À bord d'un petit multicoque jaune de 12 m (Olympus), le Canadien avait coiffé sur le fil le puissant monocoque du Français Michel Malinovsky pour l'emporter avec 98 secondes d'avance seulement, après un final d'anthologie. Cette victoire de David contre Goliath, au terme de 23 jours 6 h 56 min de course entre Saint-Malo et Pointe-à-Pitre (Guadeloupe) a consacré la supériorité des multicoques sur les monocoques dans les courses au large.
Du rodéo à la voile
Elle a aussi révélé ce coureur atypique, timide, d'une grande gentillesse et modestie. «C'était un homme extraordinaire. Il était extrêmement discret et simple. Il a conservé cette simplicité jusqu'au bout», a dit à l'AFP sa nièce, l'avocate Aline Simard. Mike Birch est né le 1er novembre 1931 à Vancouver (Colombie Britannique) et c'est assez tardivement que cet ancien cow-boy, adepte de rodéo, s'est découvert une passion pour la voile.

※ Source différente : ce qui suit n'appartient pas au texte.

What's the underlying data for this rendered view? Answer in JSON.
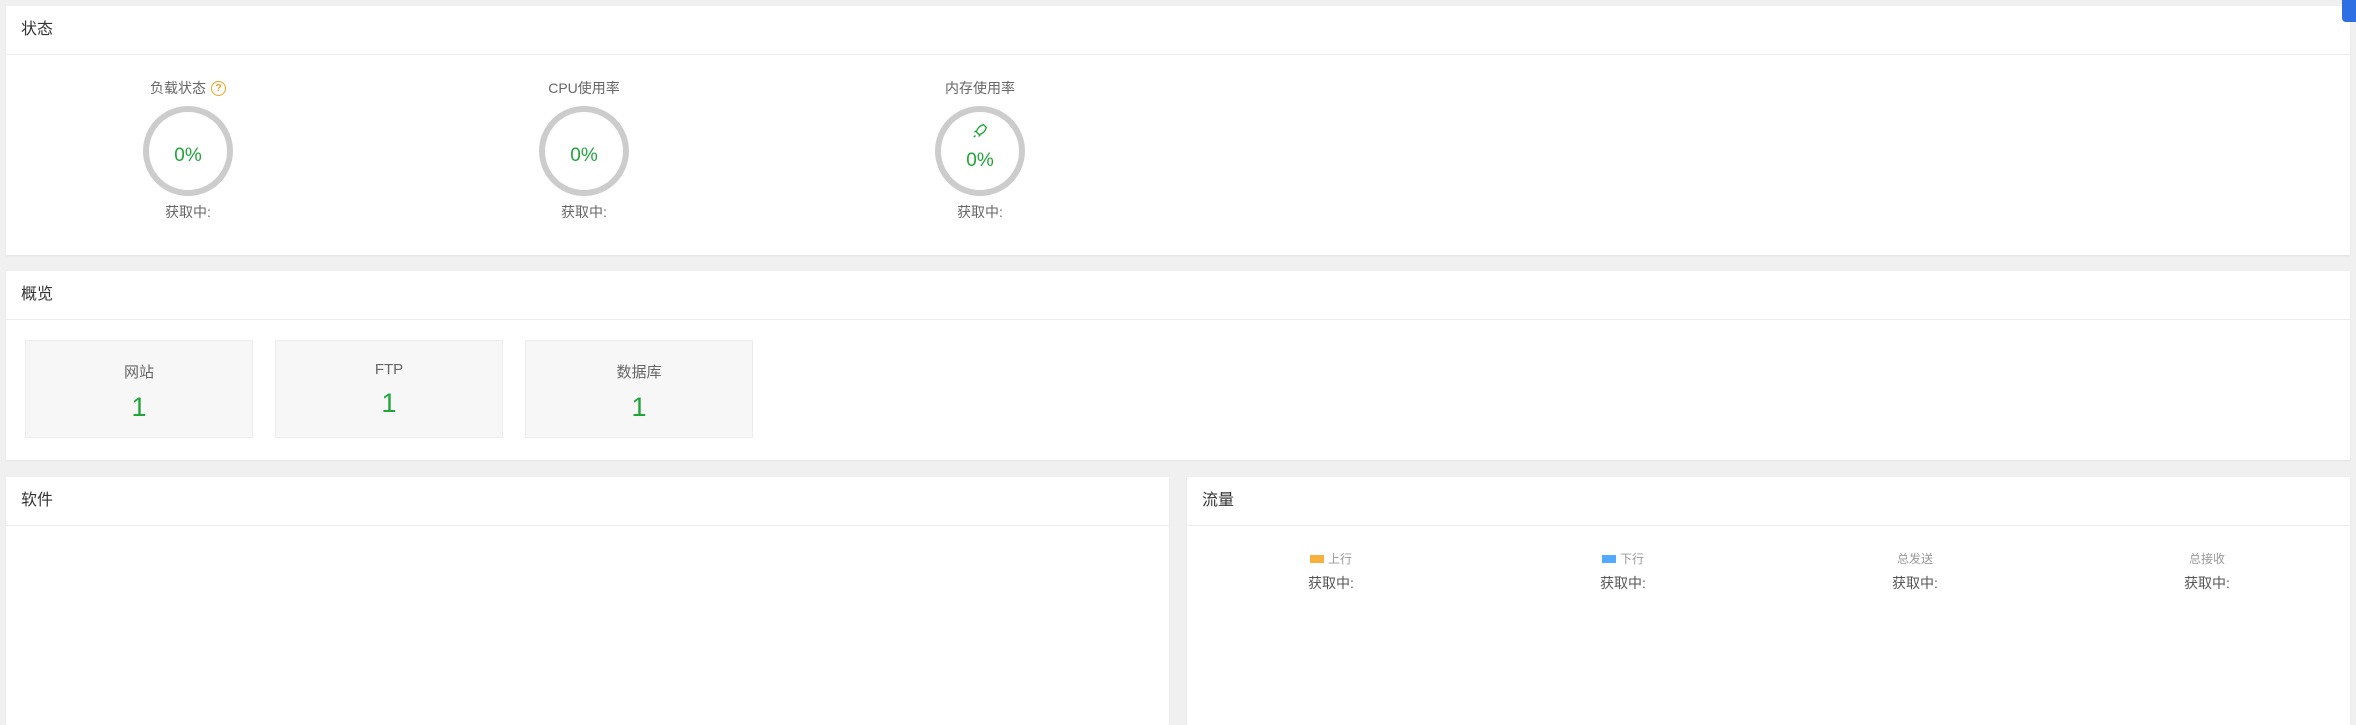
{
  "status": {
    "title": "状态",
    "gauges": [
      {
        "label": "负载状态",
        "value": "0%",
        "sub": "获取中:"
      },
      {
        "label": "CPU使用率",
        "value": "0%",
        "sub": "获取中:"
      },
      {
        "label": "内存使用率",
        "value": "0%",
        "sub": "获取中:"
      }
    ],
    "help_icon_glyph": "?",
    "ring_color": "#cccccc",
    "value_color": "#20a53a"
  },
  "overview": {
    "title": "概览",
    "cards": [
      {
        "label": "网站",
        "value": "1"
      },
      {
        "label": "FTP",
        "value": "1"
      },
      {
        "label": "数据库",
        "value": "1"
      }
    ]
  },
  "software": {
    "title": "软件"
  },
  "traffic": {
    "title": "流量",
    "columns": [
      {
        "label": "上行",
        "value": "获取中:",
        "swatch": "#f7b03c"
      },
      {
        "label": "下行",
        "value": "获取中:",
        "swatch": "#52a9ff"
      },
      {
        "label": "总发送",
        "value": "获取中:"
      },
      {
        "label": "总接收",
        "value": "获取中:"
      }
    ]
  },
  "icons": {
    "help": "question-circle-icon",
    "rocket": "rocket-icon",
    "edge": "floating-tool-icon"
  }
}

En 1976, à 44 ans, il prend le départ de la Transat anglaise, à bord de Third Turtle, le plus petit trimaran de la flotte, dessiné par l'Américain Dick Newick. A la barre de ce multicoque de 9,75 m, Birch décrochera la deuxième place derrière le Français Eric Tabarly et son monocoque Pen Duick VI de 22 m.
Birch, dont la silhouette longiligne et le crâne dégarni vont vite devenir célèbres chez les «voileux» du monde entier, va peu à peu se construire un palmarès impressionnant, participant à toutes les Route du Rhum jusqu'en 2002 (9e à l'âge de 71 ans !). Il finira à la troisième place en 1982, à la quatrième en 1986 et 1990.
Champion du monde de course au large en 1991 et 1992, il s'impose alors comme l'un des rares étrangers à battre les Français, qui ont monopolisé la course au large en solitaire dans la foulée de la victoire de Tabarly dans la Transat anglaise de 1976.
Chercheur d'or
Birch a navigué une soixantaine d'années, mais «chercheur d'or a été mon premier job», avait-il raconté au journal L'Equipe avant le départ de la Route du Rhum 2014. «Pas longtemps. C'était un boulot intéressant même si je n'ai pas gagné beaucoup d'argent!»
Jusqu'à l'année dernière, il vivait entre la Bretagne et son chalet à Gaspé, au Québec, à l'embouchure du Saint-Laurent, avec pour seul compagnon un Jack Russell répondant au nom de Lucie.
Mais, son état de santé se détériorant, il avait été ramené en juillet 2021 par son épouse dans leur domicile du Morbihan. «Avant ça, malgré l'âge, il continuait de naviguer» avec un petit monocoque baptisé Dolly, le surnom de sa mère, a expliqué France Birch.
Père de deux enfants (un garçon et une fille) vivant en Grande-Bretagne, détaché de la course au large depuis des années, il suivait de loin l'actualité de la voile avec la sérénité d'un vieux sage, étonné qu'on se souvienne encore de lui et de ces 98 secondes d'éternité.